Write-up by Maartje Wouters, image by Lauren Hitchings.
This week, lead author Eynav Klechevsky answered our questions.
What was the most surprising finding of this study for you?
We were surprised to find that CD5 was expressed on mouse DCs. We already knew that it was on human DCs, and finding it in the mouse as well enabled us to develop a mouse model to examine its role in vivo in a preclinical model of disease. By studying the expression and function of CD5 in both species, we gain valuable insights into the role of this protein in the immune system, and how we can leverage this to accelerate the design of more effective treatments for a range of diseases and conditions.
What is the outlook?
As our next step, we aim to investigate how the abundance of CD5+ DCs can serve as a biomarker not only for T cell effector quality, but also for responsiveness to immunotherapy.
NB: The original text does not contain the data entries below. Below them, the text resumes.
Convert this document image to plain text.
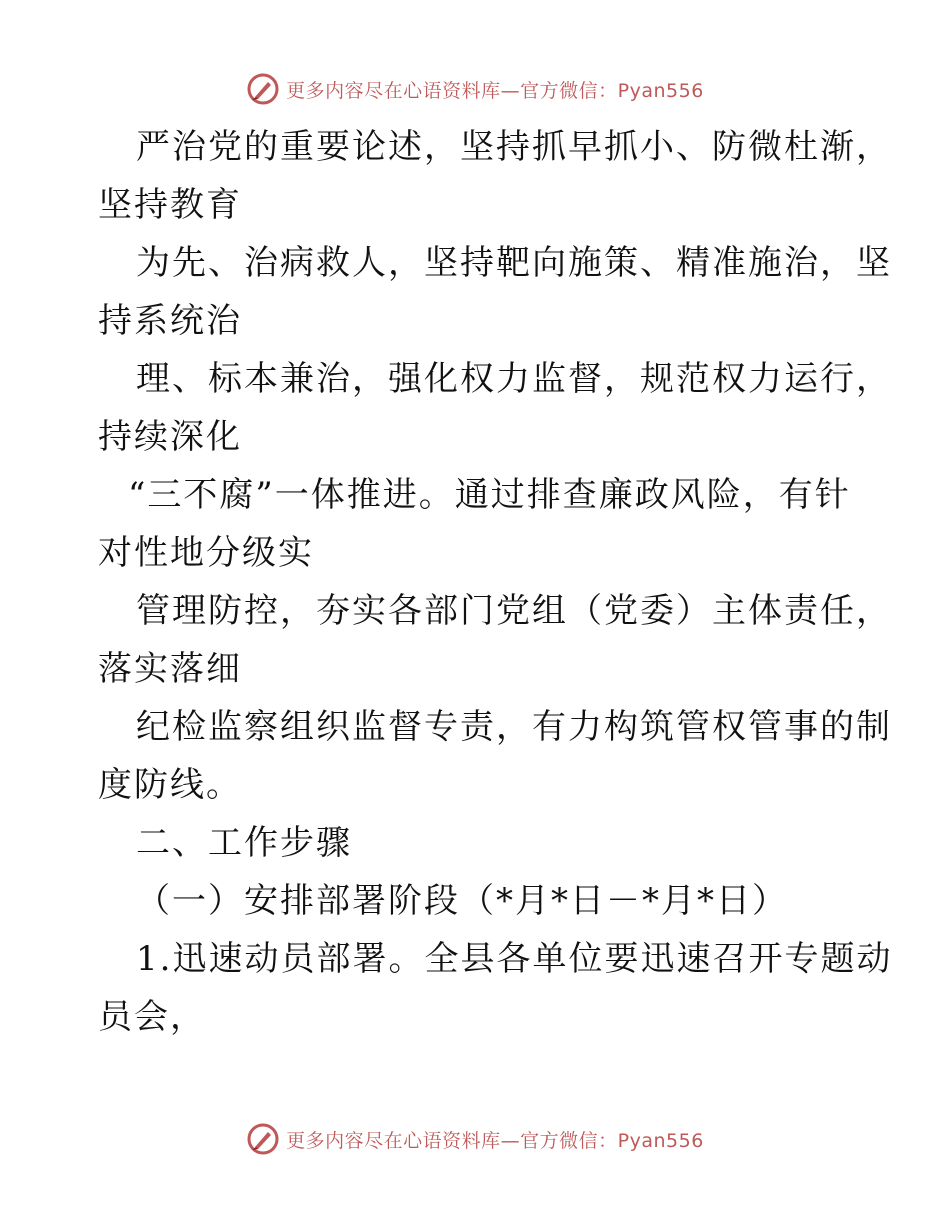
更多内容尽在心语资料库—官方微信：Pyan556
严治党的重要论述，坚持抓早抓小、防微杜渐，
坚持教育
为先、治病救人，坚持靶向施策、精准施治，坚
持系统治
理、标本兼治，强化权力监督，规范权力运行，
持续深化
“三不腐”一体推进。通过排查廉政风险，有针
对性地分级实
管理防控，夯实各部门党组（党委）主体责任，
落实落细
纪检监察组织监督专责，有力构筑管权管事的制
度防线。
二、工作步骤
（一）安排部署阶段（*月*日－*月*日）
1.迅速动员部署。全县各单位要迅速召开专题动
员会，
更多内容尽在心语资料库—官方微信：Pyan556
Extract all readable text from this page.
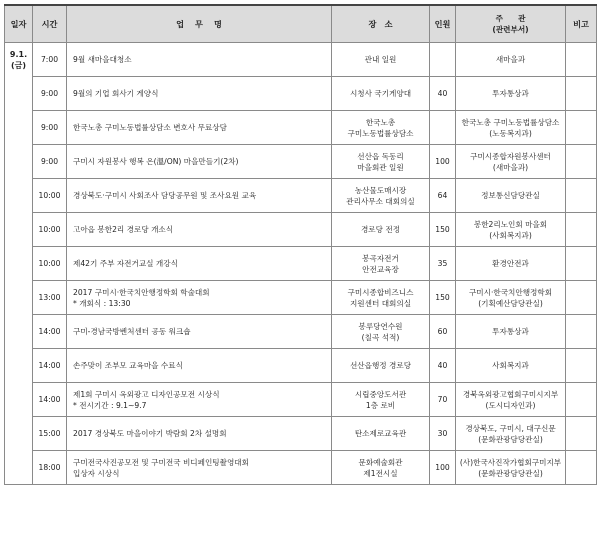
일자	시간	업　 무　 명	장　소	인원	주　　관
(관련부서)	비고

9.1.
(금)	7:00	9월 새마을대청소	관내 일원		새마을과	

	9:00	9월의 기업 회사기 게양식	시청사 국기게양대	40	투자통상과	

	9:00	한국노총 구미노동법률상담소 변호사 무료상담	한국노총
구미노동법률상담소		한국노총 구미노동법률상담소
(노동복지과)	

	9:00	구미시 자원봉사 행복 온(溫/ON) 마을만들기(2차)	선산읍 독동리
마을회관 일원	100	구미시종합자원봉사센터
(새마을과)	

	10:00	경상북도·구미시 사회조사 담당공무원 및 조사요원 교육	농산물도매시장
관리사무소 대회의실	64	정보통신담당관실	

	10:00	고아읍 봉한2리 경로당 개소식	경로당 전정	150	봉한2리노인회 마을회
(사회복지과)	

	10:00	제42기 주부 자전거교실 개강식	봉곡자전거
안전교육장	35	환경안전과	

	13:00	2017 구미시·한국치안행정학회 학술대회
* 개회식 : 13:30	구미시종합비즈니스
지원센터 대회의실	150	구미시·한국치안행정학회
(기획예산담당관실)	

	14:00	구미-경남국방벤처센터 공동 워크숍	봉루당연수원
(칠곡 석적)	60	투자통상과	

	14:00	손주맞이 조부모 교육마을 수료식	선산읍행정 경로당	40	사회복지과	

	14:00	제1회 구미시 옥외광고 디자인공모전 시상식
* 전시기간 : 9.1~9.7	시립중앙도서관
1층 로비	70	경북옥외광고협회구미시지부
(도시디자인과)	

	15:00	2017 경상북도 마을이야기 박람회 2차 설명회	탄소제로교육관	30	경상북도, 구미시, 대구신문
(문화관광담당관실)	

	18:00	구미전국사진공모전 및 구미전국 비디페인팅촬영대회
입상자 시상식	문화예술회관
제1전시실	100	(사)한국사진작가협회구미지부
(문화관광담당관실)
We aim to understand how the CD5 on DCs facilitate communication with T cells, antigen handling, and directing specific types of T cells, particularly memory T cells, which are crucial in preventing tumor recurrence in patients. In addition, we aim to develop methods to expand these cells in patients and activate them effectively in the context of novel immunotherapy approaches.
What was the coolest thing you’ve learned (about) recently outside of work?
As a mother and a scientist, I learned that our children get inspired by what we do in the lab. Like me, they are curious about how life works and are enjoying exploring their interests to make exciting discoveries.